L'auteur développe le thème du narcissisme du cygne : le texte multiplie les occurrences du pronom personnel " Il " (15 fois). Le poème est rempli de l'orgueil du cygne. C'est lui-même en définitive qu'il cherche dans l'eau.

 

Si l'auteur se laisse d'abord fasciner par la majesté traditionnelle du cygne, il revient à la réalité par la question : " Mais qu'est-ce que je dis ?  Le poème se décompose en deux temps : la quête du cygne et le retour à la réalité qui réinterprète les éléments précédents. Le cygne se promène ainsi sur un modeste " bassin " au lieu d'un lac.

La chute du texte établit un constat prosaïque : le cygne n'est qu'une oie gourmande. La fin éclaire d'un jour ironique l'autre faim, celle de l'oiseau pour les nuages. La brièveté de la formule contraste avec le rythme glissant de la première partie du texte : " Il engraisse comme une oie "

Le retour au prosaïsme donne un sens plein à l'appellation de poème en prose : c'est à la fois un texte d'images, de rythmes, de sonorités, mais aussi de réalité.

La désillusion : c'est le refus de l'illusion dont semble être victime le cygne lui-même : la quête de la beauté, de l'ineffable que sont les nuages. Le poète exerce contre lui-même son ironie puisqu'il a été capable, un moment, de croire au cygne mangeur de nuages.

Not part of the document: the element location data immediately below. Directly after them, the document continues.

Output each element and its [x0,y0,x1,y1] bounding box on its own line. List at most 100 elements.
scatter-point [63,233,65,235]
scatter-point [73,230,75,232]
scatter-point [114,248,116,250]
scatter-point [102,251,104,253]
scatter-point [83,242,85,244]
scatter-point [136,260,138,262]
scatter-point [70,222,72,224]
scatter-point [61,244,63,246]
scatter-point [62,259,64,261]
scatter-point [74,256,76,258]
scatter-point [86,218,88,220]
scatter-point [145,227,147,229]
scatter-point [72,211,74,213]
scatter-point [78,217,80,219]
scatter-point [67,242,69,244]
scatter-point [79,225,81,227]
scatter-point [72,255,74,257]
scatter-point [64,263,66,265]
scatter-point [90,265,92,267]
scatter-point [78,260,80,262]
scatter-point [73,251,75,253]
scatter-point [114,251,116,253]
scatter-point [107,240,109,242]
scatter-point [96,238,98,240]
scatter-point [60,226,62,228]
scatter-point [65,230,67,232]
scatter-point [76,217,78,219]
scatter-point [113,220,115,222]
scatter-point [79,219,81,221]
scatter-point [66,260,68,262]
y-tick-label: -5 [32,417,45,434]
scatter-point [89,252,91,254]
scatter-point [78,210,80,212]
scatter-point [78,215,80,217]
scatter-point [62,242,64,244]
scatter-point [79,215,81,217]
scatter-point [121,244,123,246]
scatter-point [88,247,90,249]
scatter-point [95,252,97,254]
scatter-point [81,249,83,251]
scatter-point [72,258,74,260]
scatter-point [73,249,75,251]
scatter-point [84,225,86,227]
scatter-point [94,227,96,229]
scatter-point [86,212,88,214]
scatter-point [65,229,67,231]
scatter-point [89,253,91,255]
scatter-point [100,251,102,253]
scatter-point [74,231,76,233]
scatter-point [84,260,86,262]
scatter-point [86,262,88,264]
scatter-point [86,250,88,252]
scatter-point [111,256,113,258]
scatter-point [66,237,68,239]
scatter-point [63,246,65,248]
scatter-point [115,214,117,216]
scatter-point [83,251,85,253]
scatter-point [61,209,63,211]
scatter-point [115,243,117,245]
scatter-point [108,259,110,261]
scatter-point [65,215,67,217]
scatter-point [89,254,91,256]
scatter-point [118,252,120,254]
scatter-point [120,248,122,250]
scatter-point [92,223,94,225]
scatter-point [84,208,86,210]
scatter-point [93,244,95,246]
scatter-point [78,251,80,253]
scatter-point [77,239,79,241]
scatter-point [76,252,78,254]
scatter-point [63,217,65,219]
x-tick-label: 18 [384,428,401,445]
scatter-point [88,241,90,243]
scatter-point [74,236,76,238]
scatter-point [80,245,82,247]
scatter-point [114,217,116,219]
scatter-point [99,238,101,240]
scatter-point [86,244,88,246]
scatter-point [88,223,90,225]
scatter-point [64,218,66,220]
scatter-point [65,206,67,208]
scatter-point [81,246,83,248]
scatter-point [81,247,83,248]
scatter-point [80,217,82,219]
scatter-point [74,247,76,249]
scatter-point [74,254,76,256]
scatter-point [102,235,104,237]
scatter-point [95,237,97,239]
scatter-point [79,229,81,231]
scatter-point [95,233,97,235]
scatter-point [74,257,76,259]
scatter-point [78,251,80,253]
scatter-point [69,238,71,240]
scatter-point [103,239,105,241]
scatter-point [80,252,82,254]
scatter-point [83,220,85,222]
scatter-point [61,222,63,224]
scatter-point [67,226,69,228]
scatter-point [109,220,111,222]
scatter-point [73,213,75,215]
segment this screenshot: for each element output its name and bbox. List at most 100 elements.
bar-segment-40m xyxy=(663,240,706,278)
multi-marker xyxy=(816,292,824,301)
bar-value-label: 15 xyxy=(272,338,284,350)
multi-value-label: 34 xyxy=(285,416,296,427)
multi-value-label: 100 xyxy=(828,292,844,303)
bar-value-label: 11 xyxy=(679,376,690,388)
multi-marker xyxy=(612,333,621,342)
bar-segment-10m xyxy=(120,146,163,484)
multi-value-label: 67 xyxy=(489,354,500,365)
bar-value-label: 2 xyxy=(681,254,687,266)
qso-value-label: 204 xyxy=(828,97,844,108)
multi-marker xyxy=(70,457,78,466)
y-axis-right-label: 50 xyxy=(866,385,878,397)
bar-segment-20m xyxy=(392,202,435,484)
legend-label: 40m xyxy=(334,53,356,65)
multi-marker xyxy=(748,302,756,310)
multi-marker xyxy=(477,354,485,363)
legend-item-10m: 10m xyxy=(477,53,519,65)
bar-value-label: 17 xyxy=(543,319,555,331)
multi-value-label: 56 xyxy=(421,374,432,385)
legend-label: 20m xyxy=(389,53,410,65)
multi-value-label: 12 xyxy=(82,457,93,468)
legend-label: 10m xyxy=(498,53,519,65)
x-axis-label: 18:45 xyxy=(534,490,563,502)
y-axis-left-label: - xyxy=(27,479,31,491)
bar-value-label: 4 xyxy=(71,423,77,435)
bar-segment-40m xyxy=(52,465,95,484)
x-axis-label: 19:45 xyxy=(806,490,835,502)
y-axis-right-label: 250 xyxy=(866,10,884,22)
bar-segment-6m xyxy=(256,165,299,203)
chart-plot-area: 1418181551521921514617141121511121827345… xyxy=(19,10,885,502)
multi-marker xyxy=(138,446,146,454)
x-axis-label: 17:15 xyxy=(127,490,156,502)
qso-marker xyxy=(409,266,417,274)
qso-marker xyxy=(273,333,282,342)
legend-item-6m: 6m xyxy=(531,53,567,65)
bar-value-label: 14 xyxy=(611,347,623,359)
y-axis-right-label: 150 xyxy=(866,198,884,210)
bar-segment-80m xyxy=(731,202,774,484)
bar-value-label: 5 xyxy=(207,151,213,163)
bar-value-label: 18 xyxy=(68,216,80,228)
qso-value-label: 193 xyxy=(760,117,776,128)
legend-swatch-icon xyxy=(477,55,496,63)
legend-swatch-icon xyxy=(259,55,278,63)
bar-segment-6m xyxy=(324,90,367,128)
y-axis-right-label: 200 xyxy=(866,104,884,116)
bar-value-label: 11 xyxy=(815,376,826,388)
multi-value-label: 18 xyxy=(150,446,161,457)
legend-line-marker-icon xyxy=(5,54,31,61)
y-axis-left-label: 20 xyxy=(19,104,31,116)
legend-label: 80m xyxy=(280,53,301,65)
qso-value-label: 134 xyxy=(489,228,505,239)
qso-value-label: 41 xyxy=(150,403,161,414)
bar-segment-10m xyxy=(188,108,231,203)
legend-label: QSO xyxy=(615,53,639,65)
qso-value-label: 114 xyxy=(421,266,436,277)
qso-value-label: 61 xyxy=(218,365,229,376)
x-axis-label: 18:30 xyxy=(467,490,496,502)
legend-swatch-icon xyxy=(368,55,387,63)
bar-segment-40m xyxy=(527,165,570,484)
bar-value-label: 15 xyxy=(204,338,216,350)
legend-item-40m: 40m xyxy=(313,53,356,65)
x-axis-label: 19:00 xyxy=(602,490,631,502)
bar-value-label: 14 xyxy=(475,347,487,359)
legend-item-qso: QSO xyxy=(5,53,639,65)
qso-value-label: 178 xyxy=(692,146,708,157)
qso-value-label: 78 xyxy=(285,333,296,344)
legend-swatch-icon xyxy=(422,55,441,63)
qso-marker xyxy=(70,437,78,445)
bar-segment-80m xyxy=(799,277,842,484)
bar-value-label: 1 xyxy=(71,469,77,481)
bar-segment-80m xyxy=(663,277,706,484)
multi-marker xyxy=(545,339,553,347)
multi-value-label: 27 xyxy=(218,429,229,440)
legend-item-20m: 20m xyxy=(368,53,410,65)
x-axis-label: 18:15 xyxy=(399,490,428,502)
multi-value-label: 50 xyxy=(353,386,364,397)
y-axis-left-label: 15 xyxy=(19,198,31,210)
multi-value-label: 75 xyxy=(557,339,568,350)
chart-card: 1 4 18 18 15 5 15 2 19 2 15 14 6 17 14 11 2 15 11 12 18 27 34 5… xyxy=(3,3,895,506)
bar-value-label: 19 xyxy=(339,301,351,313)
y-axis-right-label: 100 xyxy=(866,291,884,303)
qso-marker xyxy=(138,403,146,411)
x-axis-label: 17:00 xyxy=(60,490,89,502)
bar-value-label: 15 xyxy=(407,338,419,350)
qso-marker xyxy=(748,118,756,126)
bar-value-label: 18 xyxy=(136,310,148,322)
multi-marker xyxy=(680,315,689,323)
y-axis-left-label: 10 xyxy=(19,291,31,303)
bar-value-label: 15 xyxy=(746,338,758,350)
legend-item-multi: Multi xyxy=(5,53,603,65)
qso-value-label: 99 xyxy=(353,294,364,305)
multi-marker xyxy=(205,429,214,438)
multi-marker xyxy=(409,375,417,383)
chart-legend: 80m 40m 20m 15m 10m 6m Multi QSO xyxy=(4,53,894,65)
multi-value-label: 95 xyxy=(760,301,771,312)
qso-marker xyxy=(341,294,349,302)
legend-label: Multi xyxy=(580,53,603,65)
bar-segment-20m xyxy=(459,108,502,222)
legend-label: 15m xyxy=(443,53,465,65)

Le titre des Histoires naturelles est le pluriel de celui de l'ouvrage de Buffon : Histoire naturelle. Mais Renard prend le contre-pied de son modèle qui déclarait que le cygne est " supérieur en tout à l'oie " et sait " se procurer une nourriture plus délicate et moins commune ". Toute noblesse est déniée à ce cygne qui ne vaut pas mieux que l'oie.

La tradition poétique : Les sonorités fluides, comme l'allitération en [s] au début du texte, se transforment : elles deviennent plus dures : "chaque fois qu'il plonge, il fouille du bec la vase nourrissante et ramène un ver. Il engraisse comme une oie.

Par la comparaison triviale s'insinue le refus d'esthétique : le cygne, animal favori de la littérature et de la mythologie, oiseau d'Apollon (dieu de la poésie), est aussi, par sa couleur, l'expression de la pureté. Or ici, le beau sujet devient observation sans complaisance d'attitudes purement animales: "chaque fois qu'il plonge... ramène un ver ".

 

 

Renard voulait une poétique " en morceaux, en petits morceaux, en tout petits morceaux ". Ce texte, court, composé par petites touches, semble d'abord pousser l'observation jusqu'à la préciosité. Mais l'humour du poète nous ramène au maillon réel d'un bestiaire qui sait distinguer rêverie poétique et spécificité authentique d'un animal. La structure du recueil, qui commence sur l'ouverture de la chasse et se clôt sur sa fermeture, fait du poète un chasseur... d'images.